The secret to growth in the era of ramen inflation is “family-friendly” and “limited menu items

Miso Boom” is About to Arrive!
Ippudo restaurants in Ginza are now filled with foreign tourists. Ippudo is also capturing inbound demand, and Tenka Ippin is attracting core customers. We followed the “secret strategies” of these chain restaurants that are growing in this age of ramen inflation.
The first part is here: “Breaking through the 1,000-yen barrier: Japan’s high-end lunches attracting foreign tourists in the era of ramen inflation” (Japanese only)
Rairaitei also has its roots in Kyoto. Although it is not as well known in the Tokyo metropolitan area as the “best ramen chain,” Rairaitei has 246 outlets in Japan, more than any of the other four chains mentioned above.

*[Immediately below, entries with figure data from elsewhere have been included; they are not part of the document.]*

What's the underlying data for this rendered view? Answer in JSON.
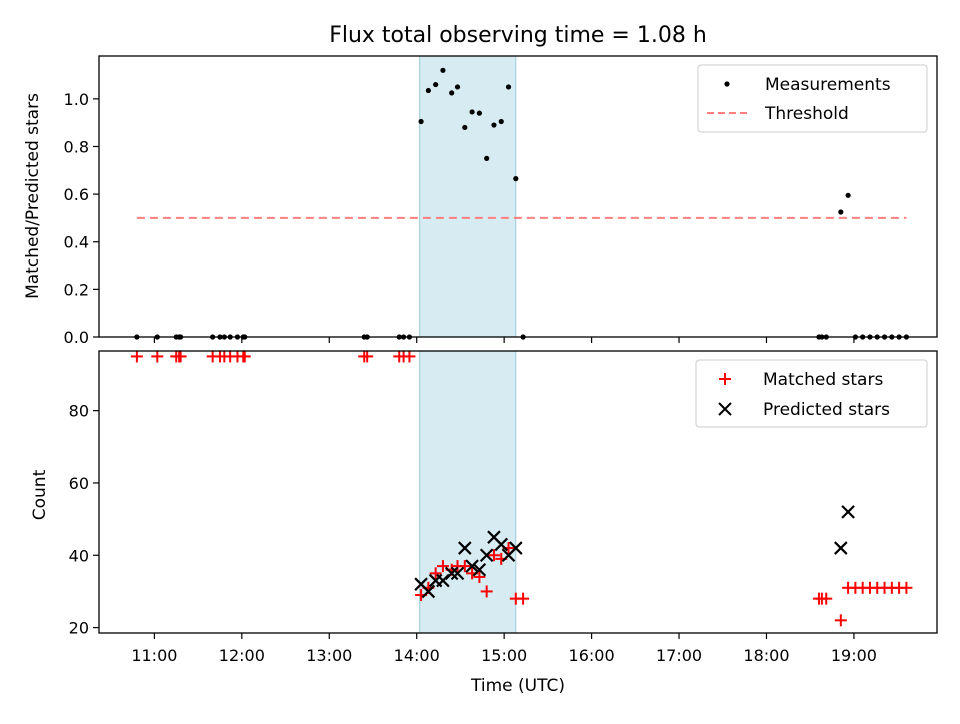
{
  "chart_data": [
    {
      "type": "scatter",
      "title": "Flux total observing time = 1.08 h",
      "xlabel": "",
      "ylabel": "Matched/Predicted stars",
      "xlim": [
        "10:22",
        "19:57"
      ],
      "ylim": [
        0,
        1.18
      ],
      "yticks": [
        0.0,
        0.2,
        0.4,
        0.6,
        0.8,
        1.0
      ],
      "ytick_labels": [
        "0.0",
        "0.2",
        "0.4",
        "0.6",
        "0.8",
        "1.0"
      ],
      "shaded_span": [
        "14:02",
        "15:08"
      ],
      "legend_position": "top-right",
      "series": [
        {
          "name": "Measurements",
          "kind": "points",
          "color": "#000000",
          "x": [
            "10:48",
            "11:02",
            "11:15",
            "11:17",
            "11:18",
            "11:40",
            "11:45",
            "11:48",
            "11:52",
            "11:57",
            "12:01",
            "12:02",
            "13:24",
            "13:26",
            "13:48",
            "13:51",
            "13:55",
            "14:03",
            "14:08",
            "14:13",
            "14:18",
            "14:24",
            "14:28",
            "14:33",
            "14:38",
            "14:43",
            "14:48",
            "14:53",
            "14:58",
            "15:03",
            "15:08",
            "15:13",
            "18:36",
            "18:38",
            "18:41",
            "18:51",
            "18:56",
            "19:01",
            "19:06",
            "19:11",
            "19:16",
            "19:21",
            "19:26",
            "19:31",
            "19:36"
          ],
          "y": [
            0,
            0,
            0,
            0,
            0,
            0,
            0,
            0,
            0,
            0,
            0,
            0,
            0,
            0,
            0,
            0,
            0,
            0.905,
            1.035,
            1.06,
            1.12,
            1.025,
            1.05,
            0.88,
            0.945,
            0.94,
            0.75,
            0.89,
            0.905,
            1.05,
            0.665,
            0,
            0,
            0,
            0,
            0.525,
            0.595,
            0,
            0,
            0,
            0,
            0,
            0,
            0,
            0
          ]
        },
        {
          "name": "Threshold",
          "kind": "dashed-line",
          "color": "#ff7f7f",
          "x": [
            "10:48",
            "19:36"
          ],
          "y": [
            0.5,
            0.5
          ]
        }
      ]
    },
    {
      "type": "scatter",
      "title": "",
      "xlabel": "Time (UTC)",
      "ylabel": "Count",
      "xlim": [
        "10:22",
        "19:57"
      ],
      "ylim": [
        18.5,
        96.5
      ],
      "xticks": [
        "11:00",
        "12:00",
        "13:00",
        "14:00",
        "15:00",
        "16:00",
        "17:00",
        "18:00",
        "19:00"
      ],
      "yticks": [
        20,
        40,
        60,
        80
      ],
      "ytick_labels": [
        "20",
        "40",
        "60",
        "80"
      ],
      "shaded_span": [
        "14:02",
        "15:08"
      ],
      "legend_position": "top-right",
      "series": [
        {
          "name": "Matched stars",
          "marker": "plus",
          "color": "#ff0000",
          "x": [
            "10:48",
            "11:02",
            "11:15",
            "11:17",
            "11:18",
            "11:40",
            "11:45",
            "11:48",
            "11:52",
            "11:57",
            "12:01",
            "12:02",
            "13:24",
            "13:26",
            "13:48",
            "13:51",
            "13:55",
            "14:03",
            "14:08",
            "14:13",
            "14:18",
            "14:24",
            "14:28",
            "14:33",
            "14:38",
            "14:43",
            "14:48",
            "14:53",
            "14:58",
            "15:03",
            "15:08",
            "15:13",
            "18:36",
            "18:38",
            "18:41",
            "18:51",
            "18:56",
            "19:01",
            "19:06",
            "19:11",
            "19:16",
            "19:21",
            "19:26",
            "19:31",
            "19:36"
          ],
          "y": [
            95,
            95,
            95,
            95,
            95,
            95,
            95,
            95,
            95,
            95,
            95,
            95,
            95,
            95,
            95,
            95,
            95,
            29,
            31,
            35,
            37,
            36,
            37,
            37,
            35,
            34,
            30,
            40,
            39,
            42,
            28,
            28,
            28,
            28,
            28,
            22,
            31,
            31,
            31,
            31,
            31,
            31,
            31,
            31,
            31
          ]
        },
        {
          "name": "Predicted stars",
          "marker": "x",
          "color": "#000000",
          "x": [
            "14:03",
            "14:08",
            "14:13",
            "14:18",
            "14:24",
            "14:28",
            "14:33",
            "14:38",
            "14:43",
            "14:48",
            "14:53",
            "14:58",
            "15:03",
            "15:08",
            "18:51",
            "18:56"
          ],
          "y": [
            32,
            30,
            33,
            33,
            35,
            35,
            42,
            37,
            36,
            40,
            45,
            43,
            40,
            42,
            42,
            52
          ]
        }
      ]
    }
  ]
}
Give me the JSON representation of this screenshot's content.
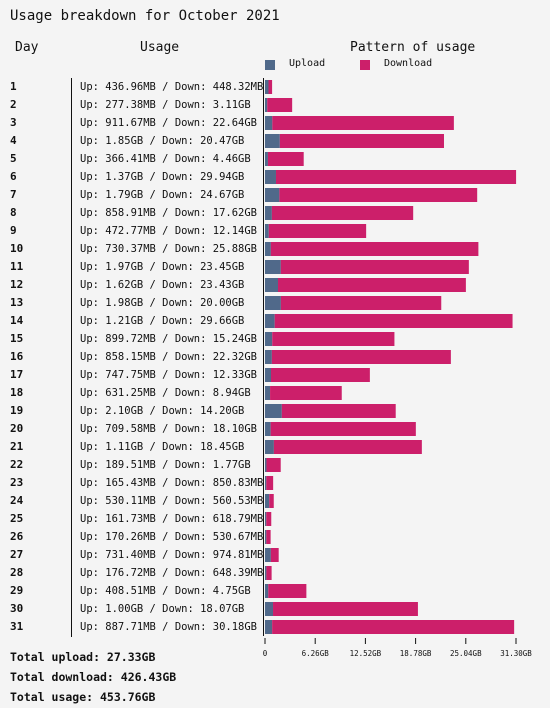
{
  "title": "Usage breakdown for October 2021",
  "headers": {
    "day": "Day",
    "usage": "Usage",
    "pattern": "Pattern of usage"
  },
  "legend": {
    "upload": "Upload",
    "download": "Download"
  },
  "colors": {
    "upload": "#50698a",
    "download": "#cc1f6a",
    "background": "#f4f4f4"
  },
  "totals": {
    "upload": "Total upload: 27.33GB",
    "download": "Total download: 426.43GB",
    "usage": "Total usage: 453.76GB"
  },
  "rows": [
    {
      "day": "1",
      "usage": "Up: 436.96MB / Down: 448.32MB"
    },
    {
      "day": "2",
      "usage": "Up: 277.38MB / Down: 3.11GB"
    },
    {
      "day": "3",
      "usage": "Up: 911.67MB / Down: 22.64GB"
    },
    {
      "day": "4",
      "usage": "Up: 1.85GB / Down: 20.47GB"
    },
    {
      "day": "5",
      "usage": "Up: 366.41MB / Down: 4.46GB"
    },
    {
      "day": "6",
      "usage": "Up: 1.37GB / Down: 29.94GB"
    },
    {
      "day": "7",
      "usage": "Up: 1.79GB / Down: 24.67GB"
    },
    {
      "day": "8",
      "usage": "Up: 858.91MB / Down: 17.62GB"
    },
    {
      "day": "9",
      "usage": "Up: 472.77MB / Down: 12.14GB"
    },
    {
      "day": "10",
      "usage": "Up: 730.37MB / Down: 25.88GB"
    },
    {
      "day": "11",
      "usage": "Up: 1.97GB / Down: 23.45GB"
    },
    {
      "day": "12",
      "usage": "Up: 1.62GB / Down: 23.43GB"
    },
    {
      "day": "13",
      "usage": "Up: 1.98GB / Down: 20.00GB"
    },
    {
      "day": "14",
      "usage": "Up: 1.21GB / Down: 29.66GB"
    },
    {
      "day": "15",
      "usage": "Up: 899.72MB / Down: 15.24GB"
    },
    {
      "day": "16",
      "usage": "Up: 858.15MB / Down: 22.32GB"
    },
    {
      "day": "17",
      "usage": "Up: 747.75MB / Down: 12.33GB"
    },
    {
      "day": "18",
      "usage": "Up: 631.25MB / Down: 8.94GB"
    },
    {
      "day": "19",
      "usage": "Up: 2.10GB / Down: 14.20GB"
    },
    {
      "day": "20",
      "usage": "Up: 709.58MB / Down: 18.10GB"
    },
    {
      "day": "21",
      "usage": "Up: 1.11GB / Down: 18.45GB"
    },
    {
      "day": "22",
      "usage": "Up: 189.51MB / Down: 1.77GB"
    },
    {
      "day": "23",
      "usage": "Up: 165.43MB / Down: 850.83MB"
    },
    {
      "day": "24",
      "usage": "Up: 530.11MB / Down: 560.53MB"
    },
    {
      "day": "25",
      "usage": "Up: 161.73MB / Down: 618.79MB"
    },
    {
      "day": "26",
      "usage": "Up: 170.26MB / Down: 530.67MB"
    },
    {
      "day": "27",
      "usage": "Up: 731.40MB / Down: 974.81MB"
    },
    {
      "day": "28",
      "usage": "Up: 176.72MB / Down: 648.39MB"
    },
    {
      "day": "29",
      "usage": "Up: 408.51MB / Down: 4.75GB"
    },
    {
      "day": "30",
      "usage": "Up: 1.00GB / Down: 18.07GB"
    },
    {
      "day": "31",
      "usage": "Up: 887.71MB / Down: 30.18GB"
    }
  ],
  "chart_data": {
    "type": "bar",
    "orientation": "horizontal",
    "stacked": true,
    "title": "Pattern of usage",
    "unit": "GB",
    "categories": [
      "1",
      "2",
      "3",
      "4",
      "5",
      "6",
      "7",
      "8",
      "9",
      "10",
      "11",
      "12",
      "13",
      "14",
      "15",
      "16",
      "17",
      "18",
      "19",
      "20",
      "21",
      "22",
      "23",
      "24",
      "25",
      "26",
      "27",
      "28",
      "29",
      "30",
      "31"
    ],
    "series": [
      {
        "name": "Upload",
        "values": [
          0.437,
          0.277,
          0.912,
          1.85,
          0.366,
          1.37,
          1.79,
          0.859,
          0.473,
          0.73,
          1.97,
          1.62,
          1.98,
          1.21,
          0.9,
          0.858,
          0.748,
          0.631,
          2.1,
          0.71,
          1.11,
          0.19,
          0.165,
          0.53,
          0.162,
          0.17,
          0.731,
          0.177,
          0.409,
          1.0,
          0.888
        ]
      },
      {
        "name": "Download",
        "values": [
          0.448,
          3.11,
          22.64,
          20.47,
          4.46,
          29.94,
          24.67,
          17.62,
          12.14,
          25.88,
          23.45,
          23.43,
          20.0,
          29.66,
          15.24,
          22.32,
          12.33,
          8.94,
          14.2,
          18.1,
          18.45,
          1.77,
          0.851,
          0.561,
          0.619,
          0.531,
          0.975,
          0.648,
          4.75,
          18.07,
          30.18
        ]
      }
    ],
    "xlim": [
      0,
      31.3
    ],
    "xticks": [
      "0",
      "6.26GB",
      "12.52GB",
      "18.78GB",
      "25.04GB",
      "31.30GB"
    ],
    "legend": "top"
  }
}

The company’s head office is in Shiga Prefecture, but its roots date back to when founder Toshinori Mameda, 56, took over a ramen restaurant in Kyoto City, selling “Kyoto-style soy sauce flavored chicken broth. The greatest feature of the restaurant is its “goodwill sharing” system, which is rare among major companies. President Mameda owns several luxury foreign cars such as Ferraris and Mercedes Benzes, and actively promotes his own lifestyle of living in a luxurious house to show his employees his dream. He then trains them to become store owners and entrusts them with new stores. This is how Raigai-tei has expanded its power. Because of the high quality of its employees, the taste is not blurred even if the soup is cooked at each store instead of relying on a central kitchen. The fact that the company mainly operates roadside restaurants with spacious storefronts and parking lots, and offers a full set meal menu, is another advantage over Tenka Ippin in terms of support from the family segment.
While Ippudo and Ichiran target inbound customers and Tenka Ippin targets its core fans, Rairautei aims to segregate itself by attracting families. If you think of it as coming to a family restaurant rather than a ramen shop, you will not feel that the price is too high, even if it is over 1,000 yen per person.
Marugen Ramen, a 219-store chain operated by Monogatari Corporation, which also operates Yakiniku Kingu, is another roadside and family-oriented chain. Economic journalist Takai Naoyuki explains.
In many cases, Marugen Ramen is located in close proximity to Yakiniku Kingu, which is also a roadside restaurant chain. In addition to its signature “Meat Soba” (792 yen), the chain offers a wide variety of ramen dishes, including soy sauce and pork, miso, salt, and tantanmen, as well as side dishes such as gyoza, fried rice, and fried chicken. The children’s menu also includes a toy freebie. The strength of this restaurant is that customers can enjoy the taste of a specialty restaurant in an atmosphere similar to a family restaurant. We can also take advantage of the economies of scale of a giant corporation to ensure stable procurement of ingredients.”
The ramen industry is dominated by restaurants originating from Fukuoka and Kyoto, but chains originating from the Kanto region are also doing well. The most representative is Kagetsu Arashi, which operates a total of 218 stores in Japan and overseas, mostly franchised, and features a monthly menu in collaboration with famous restaurants. The company’s product lineup has been well received by customers, who never get tired of it.
Machida Shoten (166 stores), with its first store in Machida City, Tokyo, is a successful chain of Iekei-Ramen, which is rare in Japan.
Tadokoro Shoten, a chain originating from Chiba Prefecture, has 184 outlets nationwide as a “Hokkaido Miso Ramen” restaurant. The founder was born and raised in a long-established miso store and opened a miso ramen restaurant. Nationwide, a major chain of miso ramen restaurants is rare.
Perhaps in response to this, “Chikara no Gen Holdings,” which operates Ippudo, acquired “Rise,” which operates miso ramen restaurants, in April of this year. Miso” may become more popular in the future.
Inbound, rabid fans, or family? Will they differentiate themselves with a limited menu or compete in a new market? In the era of ramen inflation, where the “1000-yen barrier” has long since been breached, strong individuality is required in order to continue to grow.
The first part is here: ” Breaking the 1,000-yen barrier: Japan’s upscale lunches attracting foreign tourists in the age of ramen inflation “.